His face shuttered. “Oh.”

What would he make of her now? She lifted her chin, refusing to feel shamed. “Have I succeeded in changing your mind? Perhaps not so fated to be, after all.”

“That wasn’t my meaning. I’m just sorry you’ve been lonely. I’m a bastard for staying away so long. The fact that you’re barren is of no importance. The last thing I want is a child. And you have my word, I’ll not rush you into … consummation.”

“What?” The breath left her lungs. She picked at the tablecloth. “Well, there went my prime inducement for accepting you.”

He looked puzzled. “Truly?”

“Truly.”

“So when you offered a kiss last night … you weren’t just being generous?”

Her face heated as she nudged the saltcellar in his direction. “No, Rhys. Generosity had nothing to do with it. At all.”

He studied her for a moment, then shrugged. “If you say so.”

Why did he act so surprised? Surely he must be the recipient of a great deal of female attention, wherever he went. How could a woman not be attracted to him?

She watched as he picked up the naked, quivering egg he’d so painstakingly shelled. He halved it with a single snap of his jaws. The muscles in his cheek worked as he quickly downed the remainder. What an intriguing combination of tenderness and power he embodied. She imagined herself bared and white and trembling before him. So slowly, carefully revealed, and then … devoured. Just thinking of it made her a little bit afraid, and aroused beyond measure.

“If you don’t wish to … to get children,” she asked, “why on earth do you want to marry?” When men took an interest in her, bedding was usually foremost in their minds.
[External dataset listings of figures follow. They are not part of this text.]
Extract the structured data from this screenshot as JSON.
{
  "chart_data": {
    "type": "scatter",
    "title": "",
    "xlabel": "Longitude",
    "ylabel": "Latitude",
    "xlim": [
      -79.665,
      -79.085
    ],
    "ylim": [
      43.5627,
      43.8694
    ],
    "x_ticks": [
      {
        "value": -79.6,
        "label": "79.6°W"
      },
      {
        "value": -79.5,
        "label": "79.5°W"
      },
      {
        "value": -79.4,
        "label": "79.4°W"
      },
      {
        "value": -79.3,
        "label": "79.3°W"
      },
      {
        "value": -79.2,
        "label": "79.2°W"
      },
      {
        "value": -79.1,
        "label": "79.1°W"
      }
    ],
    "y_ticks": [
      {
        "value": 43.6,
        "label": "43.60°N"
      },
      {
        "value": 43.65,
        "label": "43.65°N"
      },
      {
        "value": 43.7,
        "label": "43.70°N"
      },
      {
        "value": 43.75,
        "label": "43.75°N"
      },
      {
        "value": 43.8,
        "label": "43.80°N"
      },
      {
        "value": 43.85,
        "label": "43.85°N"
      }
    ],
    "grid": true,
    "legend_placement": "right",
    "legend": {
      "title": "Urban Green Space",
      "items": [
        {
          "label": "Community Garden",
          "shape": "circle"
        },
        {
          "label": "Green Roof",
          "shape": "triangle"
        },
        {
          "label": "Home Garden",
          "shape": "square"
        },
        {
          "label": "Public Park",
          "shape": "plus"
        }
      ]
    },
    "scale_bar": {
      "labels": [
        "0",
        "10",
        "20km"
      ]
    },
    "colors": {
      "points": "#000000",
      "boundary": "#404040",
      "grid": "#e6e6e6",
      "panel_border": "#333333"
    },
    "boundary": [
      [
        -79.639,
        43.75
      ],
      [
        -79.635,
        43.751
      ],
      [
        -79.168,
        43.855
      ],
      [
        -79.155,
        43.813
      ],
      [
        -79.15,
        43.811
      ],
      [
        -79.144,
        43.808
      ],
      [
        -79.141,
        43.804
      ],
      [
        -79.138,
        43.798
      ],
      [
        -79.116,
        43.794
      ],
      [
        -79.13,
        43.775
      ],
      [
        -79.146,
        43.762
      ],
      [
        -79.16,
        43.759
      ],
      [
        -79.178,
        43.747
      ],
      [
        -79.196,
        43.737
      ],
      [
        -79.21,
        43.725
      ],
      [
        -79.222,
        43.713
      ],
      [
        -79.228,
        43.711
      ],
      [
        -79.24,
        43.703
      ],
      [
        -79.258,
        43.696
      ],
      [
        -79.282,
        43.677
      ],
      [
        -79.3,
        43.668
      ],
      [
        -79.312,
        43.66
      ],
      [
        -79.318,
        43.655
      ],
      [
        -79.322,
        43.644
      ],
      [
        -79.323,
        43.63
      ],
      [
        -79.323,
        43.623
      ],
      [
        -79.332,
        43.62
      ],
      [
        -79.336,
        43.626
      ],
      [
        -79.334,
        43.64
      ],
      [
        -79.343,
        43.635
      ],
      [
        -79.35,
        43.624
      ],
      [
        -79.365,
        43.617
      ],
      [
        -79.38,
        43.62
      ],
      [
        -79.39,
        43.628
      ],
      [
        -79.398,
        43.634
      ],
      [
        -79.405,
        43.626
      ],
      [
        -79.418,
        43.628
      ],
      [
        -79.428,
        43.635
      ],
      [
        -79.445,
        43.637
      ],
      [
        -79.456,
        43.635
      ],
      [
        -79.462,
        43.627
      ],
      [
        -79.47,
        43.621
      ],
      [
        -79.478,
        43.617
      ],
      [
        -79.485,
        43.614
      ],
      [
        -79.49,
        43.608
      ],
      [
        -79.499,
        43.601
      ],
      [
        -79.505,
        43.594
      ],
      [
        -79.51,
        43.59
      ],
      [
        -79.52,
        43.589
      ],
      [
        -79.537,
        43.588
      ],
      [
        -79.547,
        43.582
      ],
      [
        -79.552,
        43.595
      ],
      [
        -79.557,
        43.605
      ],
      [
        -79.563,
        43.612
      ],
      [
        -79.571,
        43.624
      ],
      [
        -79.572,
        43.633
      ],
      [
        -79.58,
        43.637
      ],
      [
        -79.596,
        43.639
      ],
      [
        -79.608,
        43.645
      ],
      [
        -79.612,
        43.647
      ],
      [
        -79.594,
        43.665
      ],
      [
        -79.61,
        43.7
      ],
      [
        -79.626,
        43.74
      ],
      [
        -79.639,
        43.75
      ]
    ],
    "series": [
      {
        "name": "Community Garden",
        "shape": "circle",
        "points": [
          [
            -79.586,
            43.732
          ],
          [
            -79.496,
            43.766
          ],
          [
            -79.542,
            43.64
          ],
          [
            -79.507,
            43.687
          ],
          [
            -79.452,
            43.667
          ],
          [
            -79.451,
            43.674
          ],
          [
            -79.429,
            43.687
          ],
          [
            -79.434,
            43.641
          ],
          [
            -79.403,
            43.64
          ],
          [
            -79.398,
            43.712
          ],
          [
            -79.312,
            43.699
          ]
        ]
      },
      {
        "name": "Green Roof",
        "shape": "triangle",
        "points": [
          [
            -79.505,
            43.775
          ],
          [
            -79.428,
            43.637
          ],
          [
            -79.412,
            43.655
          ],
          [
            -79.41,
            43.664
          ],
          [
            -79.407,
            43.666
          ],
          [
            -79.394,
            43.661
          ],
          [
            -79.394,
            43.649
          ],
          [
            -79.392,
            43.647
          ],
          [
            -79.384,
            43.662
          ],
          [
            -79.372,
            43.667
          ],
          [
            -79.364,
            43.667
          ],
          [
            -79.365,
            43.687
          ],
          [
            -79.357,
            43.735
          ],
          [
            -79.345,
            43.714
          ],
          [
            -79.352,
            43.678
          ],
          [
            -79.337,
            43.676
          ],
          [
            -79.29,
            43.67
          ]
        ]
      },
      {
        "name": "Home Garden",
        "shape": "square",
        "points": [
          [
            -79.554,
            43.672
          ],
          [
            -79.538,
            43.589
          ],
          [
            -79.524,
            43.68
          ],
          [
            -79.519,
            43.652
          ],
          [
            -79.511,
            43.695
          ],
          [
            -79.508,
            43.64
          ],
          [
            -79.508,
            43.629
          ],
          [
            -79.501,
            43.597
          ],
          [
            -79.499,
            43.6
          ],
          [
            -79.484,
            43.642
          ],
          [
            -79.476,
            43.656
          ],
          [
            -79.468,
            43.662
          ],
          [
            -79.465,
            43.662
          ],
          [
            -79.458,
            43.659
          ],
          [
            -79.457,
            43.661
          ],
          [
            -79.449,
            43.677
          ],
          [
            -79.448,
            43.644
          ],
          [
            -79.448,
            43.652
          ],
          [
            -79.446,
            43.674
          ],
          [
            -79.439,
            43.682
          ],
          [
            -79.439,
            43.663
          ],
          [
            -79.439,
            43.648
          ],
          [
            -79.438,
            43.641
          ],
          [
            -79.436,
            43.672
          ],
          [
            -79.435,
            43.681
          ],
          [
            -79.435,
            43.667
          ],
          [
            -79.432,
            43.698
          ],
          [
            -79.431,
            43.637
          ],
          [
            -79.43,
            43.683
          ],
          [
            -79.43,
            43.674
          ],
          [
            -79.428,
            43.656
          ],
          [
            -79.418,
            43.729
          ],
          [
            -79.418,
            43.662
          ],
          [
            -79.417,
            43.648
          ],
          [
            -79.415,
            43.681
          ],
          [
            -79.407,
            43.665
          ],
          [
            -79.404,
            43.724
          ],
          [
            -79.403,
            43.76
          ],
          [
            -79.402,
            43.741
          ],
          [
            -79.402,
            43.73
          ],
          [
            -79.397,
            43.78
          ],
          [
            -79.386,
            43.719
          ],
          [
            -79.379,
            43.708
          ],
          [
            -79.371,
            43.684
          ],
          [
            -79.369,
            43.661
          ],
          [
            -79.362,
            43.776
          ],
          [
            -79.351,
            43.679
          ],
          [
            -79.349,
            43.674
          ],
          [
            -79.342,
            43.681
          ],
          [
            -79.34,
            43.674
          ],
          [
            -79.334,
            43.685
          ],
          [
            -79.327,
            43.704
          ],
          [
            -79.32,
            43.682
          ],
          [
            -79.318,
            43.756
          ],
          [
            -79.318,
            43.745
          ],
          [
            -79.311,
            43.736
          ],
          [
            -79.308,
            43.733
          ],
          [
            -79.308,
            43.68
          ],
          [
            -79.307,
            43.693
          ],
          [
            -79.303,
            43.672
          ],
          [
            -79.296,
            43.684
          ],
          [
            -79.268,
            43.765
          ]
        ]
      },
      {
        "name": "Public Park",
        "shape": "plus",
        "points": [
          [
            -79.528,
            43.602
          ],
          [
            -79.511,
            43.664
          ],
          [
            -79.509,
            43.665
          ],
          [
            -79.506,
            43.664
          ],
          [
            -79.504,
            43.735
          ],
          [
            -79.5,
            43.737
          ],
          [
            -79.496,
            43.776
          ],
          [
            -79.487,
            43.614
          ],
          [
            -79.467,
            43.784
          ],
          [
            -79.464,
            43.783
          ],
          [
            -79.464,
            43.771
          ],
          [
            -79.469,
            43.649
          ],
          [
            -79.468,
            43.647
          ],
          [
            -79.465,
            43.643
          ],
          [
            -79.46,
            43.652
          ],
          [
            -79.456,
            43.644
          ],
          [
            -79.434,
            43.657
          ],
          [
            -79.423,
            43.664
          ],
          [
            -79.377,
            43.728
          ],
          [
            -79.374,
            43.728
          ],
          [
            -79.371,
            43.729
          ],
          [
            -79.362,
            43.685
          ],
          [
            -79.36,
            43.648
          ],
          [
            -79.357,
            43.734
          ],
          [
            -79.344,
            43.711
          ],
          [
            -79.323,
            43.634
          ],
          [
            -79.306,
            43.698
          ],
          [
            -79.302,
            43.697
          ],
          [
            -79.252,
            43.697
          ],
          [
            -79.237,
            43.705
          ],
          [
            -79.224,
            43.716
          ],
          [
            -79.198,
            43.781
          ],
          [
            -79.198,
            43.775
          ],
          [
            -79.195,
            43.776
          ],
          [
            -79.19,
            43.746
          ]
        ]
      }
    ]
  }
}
And it wasn’t as though she had money or influence to offer. Not enough to sway a peer of the realm, at any rate.

“I’m going to take care of you.”

“I take care of myself. Quite capably.”

“Yes, you do. And you take care of your father, and this inn, and the whole blasted village too. Things that should be my responsibility, now that I’ve inherited. I can’t allow you to continue working so hard. I’m the lord of this place now, and I’m going to assume my role in the neighborhood.”

She laughed. “Did you not notice the mob that greeted you this morning? The villagers don’t want your help. They want you gone.”

He shook his head. “That wasn’t a mob, it was a band of fools.”

“They may be fools, but they’re big, strong fools. They could make real trouble for you, if they wished. And Gideon Myles is no simpleton.”

“Gideon Myles.” He snorted. “What is that man to you?”

Was that sudden edge in his voice jealousy? It shouldn’t thrill her, but it did. Straight down to her toes.

“He’s a business associate. And a friend.”
And a smuggler who won’t hesitate to use violence, if it suits his purpose
. She cleared her throat and continued, “Exactly what are your plans, Rhys?”

“I plan to marry you.”

That thrill shot through her again. “Other than that.”

“I plan to live up to my responsibilities as lord. Give the village some means of support. It will take time, but I’ll rebuild the estate.”